- Location in Kendall County
- Kendall County's location in Illinois
- Coordinates: 41°35′23″N 088°32′29″W﻿ / ﻿41.58972°N 88.54139°W
- Country: United States
- State: Illinois
- County: Kendall

Area
- • Total: 36.64 sq mi (94.9 km^{2})
- • Land: 36.17 sq mi (93.7 km^{2})
- • Water: 0.47 sq mi (1.2 km^{2}) 1.28%
- Elevation: 636 ft (194 m)

Population (2020)
- • Total: 1,681
- • Density: 46.47/sq mi (17.94/km^{2})
- FIPS code: 17-093-27416
- GNIS feature ID: 0429022

= Fox Township, Kendall County, Illinois =

Fox Township occupies the 6 mile square on the western edge of Kendall County, Illinois. As of the 2020 census, its population was 1,681 and it contained 636 housing units. The township was named after the Fox River, which in turn was likely named after the Fox Tribe of southeastern Wisconsin.

== Geography ==
According to the 2021 census gazetteer files, Fox Township has a total area of 36.64 sqmi, of which 36.17 sqmi (or 98.72%) is land and 0.47 sqmi (or 1.28%) is water. It includes the villages of Millbrook and Millington.

==Demographics==

As of the 2020 census there were 1,681 people, 586 households, and 479 families residing in the township. The population density was 45.89 PD/sqmi. There were 636 housing units at an average density of 17.36 /sqmi. The racial makeup of the township was 89.41% White, 0.18% African American, 0.42% Native American, 0.24% Asian, 0.00% Pacific Islander, 2.14% from other races, and 7.61% from two or more races.
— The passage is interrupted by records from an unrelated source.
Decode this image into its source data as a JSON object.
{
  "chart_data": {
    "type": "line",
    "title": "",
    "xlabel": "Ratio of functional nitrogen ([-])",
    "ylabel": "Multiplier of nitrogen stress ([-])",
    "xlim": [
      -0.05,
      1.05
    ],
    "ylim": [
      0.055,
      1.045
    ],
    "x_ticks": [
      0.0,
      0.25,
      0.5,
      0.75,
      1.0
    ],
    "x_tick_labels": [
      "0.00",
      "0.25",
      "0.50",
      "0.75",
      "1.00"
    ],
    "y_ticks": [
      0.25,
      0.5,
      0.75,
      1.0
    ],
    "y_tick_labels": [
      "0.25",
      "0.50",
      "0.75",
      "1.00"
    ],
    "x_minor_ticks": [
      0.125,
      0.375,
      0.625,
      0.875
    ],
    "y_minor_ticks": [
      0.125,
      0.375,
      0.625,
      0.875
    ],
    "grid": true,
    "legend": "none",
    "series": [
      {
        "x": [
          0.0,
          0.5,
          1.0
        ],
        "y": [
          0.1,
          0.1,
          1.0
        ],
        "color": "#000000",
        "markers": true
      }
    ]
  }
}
Hispanic or Latino of any race were 7.32% of the population.

There were 586 households, out of which 35.80% had children under the age of 18 living with them, 79.18% were married couples living together, 1.71% had a female householder with no spouse present, and 18.26% were non-families. 15.50% of all households were made up of individuals, and 8.70% had someone living alone who was 65 years of age or older. The average household size was 3.10 and the average family size was 3.45.

The township's age distribution consisted of 21.3% under the age of 18, 14.7% from 18 to 24, 23.8% from 25 to 44, 29.6% from 45 to 64, and 10.5% who were 65 years of age or older. The median age was 34.7 years. For every 100 females, there were 121.3 males. For every 100 females age 18 and over, there were 119.7 males.

The median income for a household in the township was $100,357, and the median income for a family was $121,250. Males had a median income of $80,417 versus $31,250 for females. The per capita income for the township was $38,506. About 3.3% of families and 4.1% of the population were below the poverty line, including 2.9% of those under age 18 and 6.8% of those age 65 or over.

Historical population
| Census | Pop. | Note | %± |
| 2000 | 1,257 |  | — |
| 2010 | 1,675 |  | 33.3% |
| 2020 | 1,681 |  | 0.4% |
U.S. Decennial Census

==Government==
The township is governed by an elected Town Board of a Supervisor and four Trustees. The Township also has an elected Assessor, Clerk, Highway Commissioner and Supervisor.